"Then Peter began to speak to them: ‘I truly understand that God shows no partiality, but in every nation anyone who fears him and does what is right is acceptable to him. You know the message he sent to the people of Israel, preaching peace by Jesus Christ—he is Lord of all. That message spread throughout Judea, beginning in Galilee after the baptism that John announced: how God anointed Jesus of Nazareth with the Holy Spirit and with power; how he went about doing good and healing all who were oppressed by the devil, for God was with him. We are witnesses to all that he did both in Judea and in Jerusalem. They put him to death by hanging him on a tree; but God raised him on the third day and allowed him to appear, not to all the people but to us who were chosen by God as witnesses, and who ate and drank with him after he rose from the dead. He commanded us to preach to the people and to testify that he is the one ordained by God as judge of the living and the dead. All the prophets testify about him that everyone who believes in him receives forgiveness of sins through his name'." [Acts 10:34-43]
The resurrection is for everybody. That includes people far off who had no interest in or awareness of Jesus or the God he represents, and it includes his own people who rejected him and put him to death. Talk about a God who doesn't hold grudges.
These words, which many of us heard this past Easter Sunday, come from the mouth of Simon Peter, whom we noted yesterday received his own declaration of forgiveness and welcome from the angelic messenger at the empty tomb. Despite his own denial of Jesus, the risen Jesus made a point of including Peter in the invitation to a resurrection reunion. And now, some time later in the book of Acts, the same Peter realizes that God's ability to set aside the past didn't stop with him. Now, as he comes to understand that God's gospel welcome includes both Gentiles and Jewish people like himself, it dawns on Peter that God has put away the past enmity that deemed Gentiles as unacceptable and unworthy... and also that God is not holding the crucifixion against the crowds who cried out for Jesus' death, either.
The very same townspeople in Jerusalem who had been swept up in the moment to call for Barabbas to be released and Jesus to be killed are the very same ones that Peter and the rest of the apostles offered grace to after Jesus' resurrection and invited to trust in God's forgiveness. God had clearly set a policy of not holding their sins against them--just as Jesus had prayed in his dying moments. And then as the news spread beyond the reach of Judea and Jewish communities, Peter understood that the old animosity against Gentiles had been set aside now, too. There was no one beyond the reach of God's invitation, no one whose past was being held against them, and no one against whom God was holding a grudge. That's just how God loves--the past is set aside, and God does not keep record of our wrongs any longer.
So much of human history is marred by our refusal to do the same. So many of our conflicts, wars, and simmering hatreds are handed down from one generation to another with the unquestioned premise of, "They are our enemies because they've always been our enemies." So many atrocities have been committed, and so much blood has been shed, all justified [feebly] with the assumption that "THOSE PEOPLE are always wrong, always worthy of our hatred, and always on the wrong side." In my lifetime alone, that has included the "troubles" between Protestants and Catholics in Northern Ireland, the Rwandan genocides between Hutus and Tutsis, seemingly unending clashes between Israelis and Palestinians, a wave of bigotry-fueled violence against people of Asian ancestry in the midst of COVID, and a host of other long-simmering forms of racism, xenophobia, bigotry, and ingrained hostility. And of course, plenty of other variations on that same terrible theme have played out in generations past, from Jim Crow segregation, Japanese internment camps, and the willful extermination of Native peoples in this country's history to countless other wars, genocides, and pogroms across the globe. We seem to be unable to escape the impulse to fixate on some other group and declare them our eternal enemy, even if it has been so long we have forgotten what started the fight in the first place... or even if we have erased from our history books that we were the ones who fired the first shot. God, however, makes possible a break from the old unending cycles of vengeance.

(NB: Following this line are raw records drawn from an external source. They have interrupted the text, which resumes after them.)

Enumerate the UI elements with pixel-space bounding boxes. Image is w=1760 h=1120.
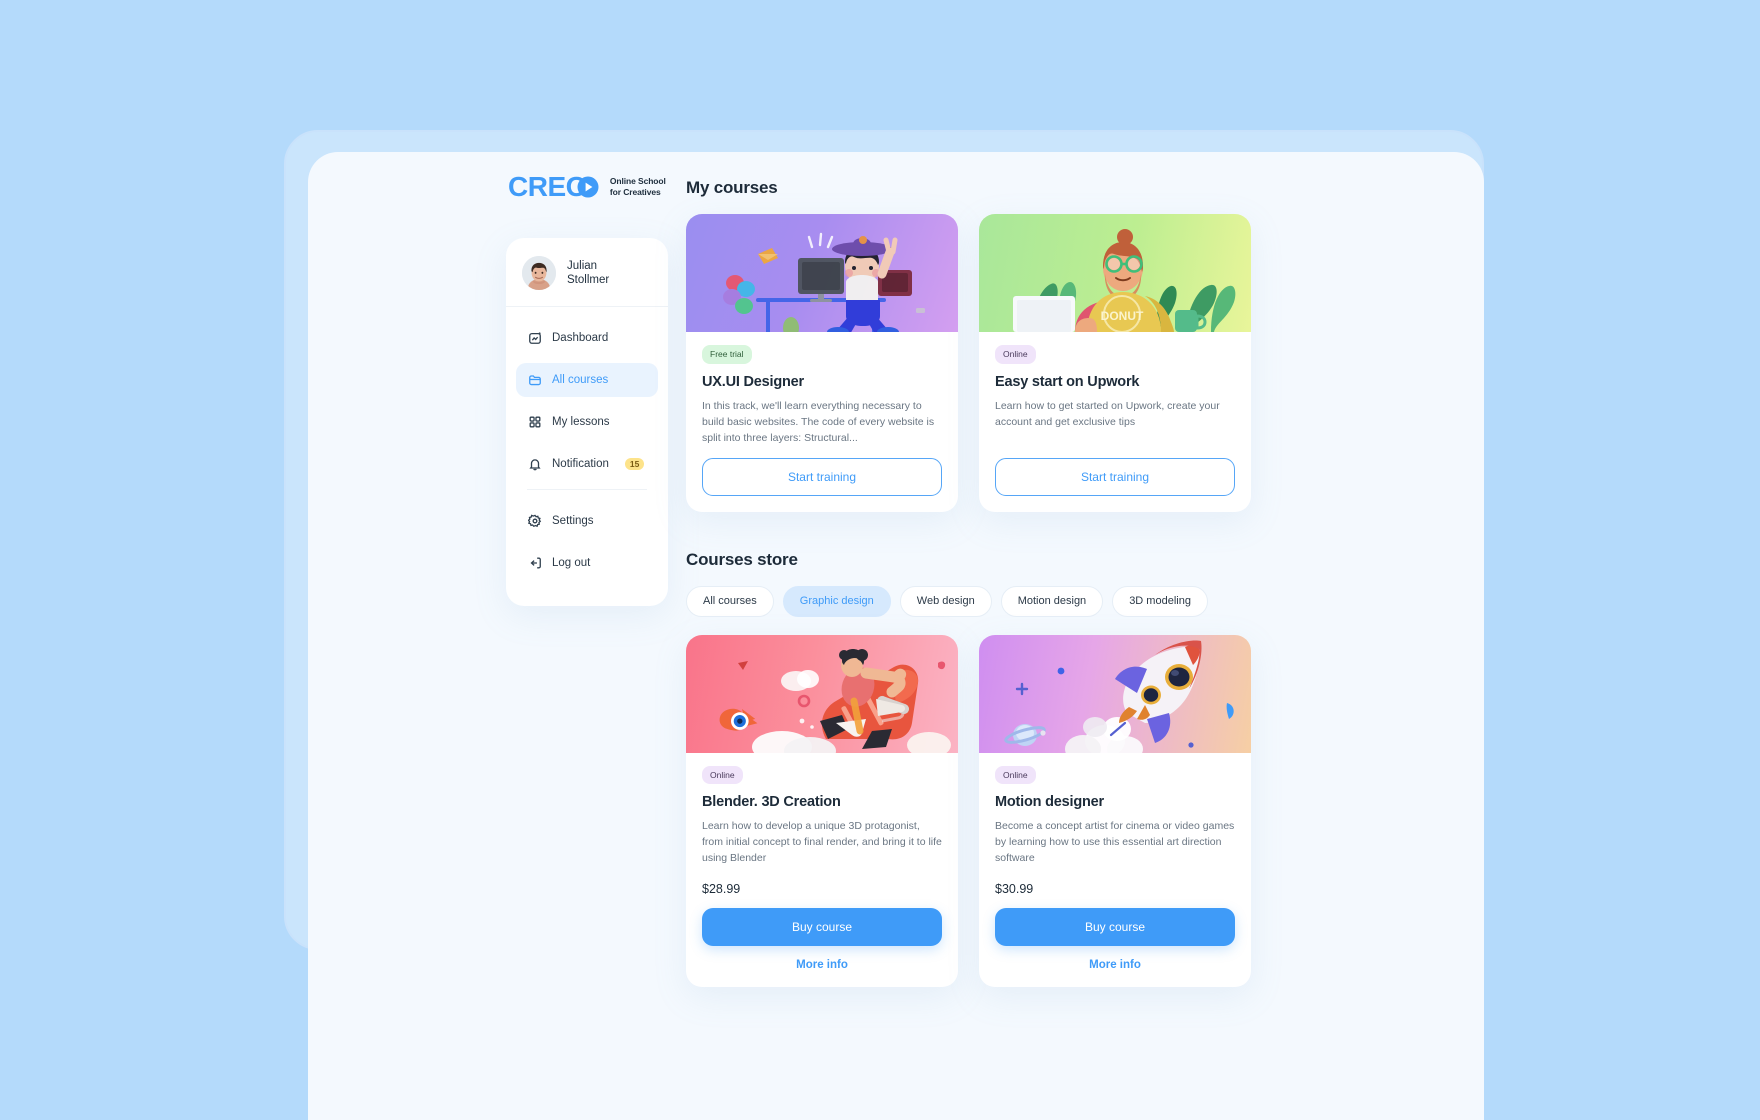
status-badge: Free trial <box>702 345 752 364</box>
profile-last-name: Stollmer <box>567 274 610 286</box>
course-description: Become a concept artist for cinema or vi… <box>995 820 1235 864</box>
course-title: Easy start on Upwork <box>995 373 1140 390</box>
main-content: My courses Free trial UX.UI Designer In … <box>686 170 1252 987</box>
buy-course-button[interactable]: Buy course <box>995 908 1235 946</box>
course-card-body: Online Easy start on Upwork Learn how to… <box>979 332 1251 512</box>
course-description: In this track, we'll learn everything ne… <box>702 399 935 444</box>
sidebar-item-label: Notification <box>552 458 609 470</box>
status-badge: Online <box>995 345 1036 364</box>
filter-all-courses[interactable]: All courses <box>686 585 774 617</box>
sidebar-item-label: All courses <box>552 374 609 386</box>
profile-card[interactable]: Julian Stollmer <box>506 256 668 307</box>
sidebar-item-label: Log out <box>552 557 591 569</box>
course-card-body: Online Motion designer Become a concept … <box>979 753 1251 988</box>
sidebar-item-dashboard[interactable]: Dashboard <box>516 321 658 355</box>
play-icon <box>577 176 599 198</box>
course-card[interactable]: Online Blender. 3D Creation Learn how to… <box>686 634 958 988</box>
creo-logo-mark: CREO <box>508 173 599 201</box>
course-card-body: Free trial UX.UI Designer In this track,… <box>686 332 958 512</box>
filter-3d-modeling[interactable]: 3D modeling <box>1112 585 1208 617</box>
bell-icon <box>527 457 542 472</box>
profile-first-name: Julian <box>567 260 598 272</box>
start-training-button[interactable]: Start training <box>995 457 1235 496</box>
gear-icon <box>527 514 542 529</box>
logo-wordmark: CREO <box>508 171 587 202</box>
sidebar-item-all-courses[interactable]: All courses <box>516 363 658 397</box>
grid-icon <box>527 415 542 430</box>
left-column: CREO Online School for Creatives Julian … <box>506 170 668 606</box>
tagline-line-1: Online School <box>609 176 666 186</box>
category-filters: All courses Graphic design Web design Mo… <box>686 585 1252 617</box>
user-avatar-icon <box>522 256 556 290</box>
tagline-line-2: for Creatives <box>609 187 661 197</box>
rocket-rider-illustration <box>686 634 958 753</box>
course-title: Motion designer <box>995 794 1104 810</box>
profile-name: Julian Stollmer <box>567 259 609 287</box>
sidebar-divider <box>527 489 647 490</box>
status-badge: Online <box>702 765 743 784</box>
space-rocket-illustration <box>979 634 1251 753</box>
course-description: Learn how to develop a unique 3D protago… <box>702 820 942 864</box>
logout-icon <box>527 556 542 571</box>
avatar <box>522 256 556 290</box>
filter-web-design[interactable]: Web design <box>899 585 992 617</box>
course-price: $28.99 <box>702 882 741 896</box>
svg-text:DONUT: DONUT <box>1101 309 1144 323</box>
course-description: Learn how to get started on Upwork, crea… <box>995 399 1220 428</box>
sidebar-item-label: My lessons <box>552 416 610 428</box>
sidebar-item-notification[interactable]: Notification 15 <box>516 447 658 481</box>
app-window: CREO Online School for Creatives Julian … <box>308 152 1484 1120</box>
start-training-button[interactable]: Start training <box>702 457 942 496</box>
more-info-link[interactable]: More info <box>702 959 942 971</box>
store-courses-grid: Online Blender. 3D Creation Learn how to… <box>686 634 1252 988</box>
course-price: $30.99 <box>995 882 1034 896</box>
sidebar-nav: Dashboard All courses My lessons Notific… <box>506 307 668 580</box>
brand-logo[interactable]: CREO Online School for Creatives <box>506 170 668 204</box>
course-card[interactable]: DONUT Online Easy start on Upwork Learn … <box>979 214 1251 512</box>
freelancer-laptop-illustration: DONUT <box>979 214 1251 332</box>
desk-workspace-illustration <box>686 214 958 332</box>
course-card[interactable]: Free trial UX.UI Designer In this track,… <box>686 214 958 512</box>
buy-course-button[interactable]: Buy course <box>702 908 942 946</box>
course-title: Blender. 3D Creation <box>702 794 841 810</box>
sidebar-item-label: Dashboard <box>552 332 609 344</box>
app-root: CREO Online School for Creatives Julian … <box>308 152 1484 1120</box>
sidebar-item-label: Settings <box>552 515 594 527</box>
dashboard-icon <box>527 331 542 346</box>
filter-graphic-design[interactable]: Graphic design <box>782 585 891 617</box>
course-card-body: Online Blender. 3D Creation Learn how to… <box>686 753 958 988</box>
my-courses-grid: Free trial UX.UI Designer In this track,… <box>686 214 1252 512</box>
courses-store-title: Courses store <box>686 549 798 569</box>
sidebar-item-settings[interactable]: Settings <box>516 504 658 538</box>
course-title: UX.UI Designer <box>702 373 804 390</box>
sidebar-item-my-lessons[interactable]: My lessons <box>516 405 658 439</box>
folder-icon <box>527 373 542 388</box>
course-card[interactable]: Online Motion designer Become a concept … <box>979 634 1251 988</box>
filter-motion-design[interactable]: Motion design <box>1000 585 1104 617</box>
more-info-link[interactable]: More info <box>995 959 1235 971</box>
brand-tagline: Online School for Creatives <box>610 176 666 198</box>
page-title: My courses <box>686 178 778 197</box>
notification-badge: 15 <box>624 457 645 471</box>
sidebar: Julian Stollmer Dashboard All courses My… <box>506 238 668 606</box>
sidebar-item-log-out[interactable]: Log out <box>516 546 658 580</box>
status-badge: Online <box>995 765 1036 784</box>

God makes possible a new kind of life together, where the old animosities no longer drive us to repeat the violence or hatred of our forebears.
For us on this day, it's worth taking a close and honest look at where we have been carrying around old animosities--whether personal grudges or the patterns of hatred and bigotry that have been implicitly taught to us without even realizing it--and to put them aside as God has. If God has chosen not to hold grudges against either the crowds of Jerusalem who had called for Jesus' death nor the Gentiles who had been hostile to the Jewish people for centuries before that, then we have no grounds for nursing our old pet hatreds. God's kind of love doesn't keep those old records--it is time for us to let go of ours as well.
Lord Jesus, free us from the weight of old animosities we've been lugging around for too long without realizing it. And give us the honesty to see where we've been clinging to that kind of hostility so that we can let it go.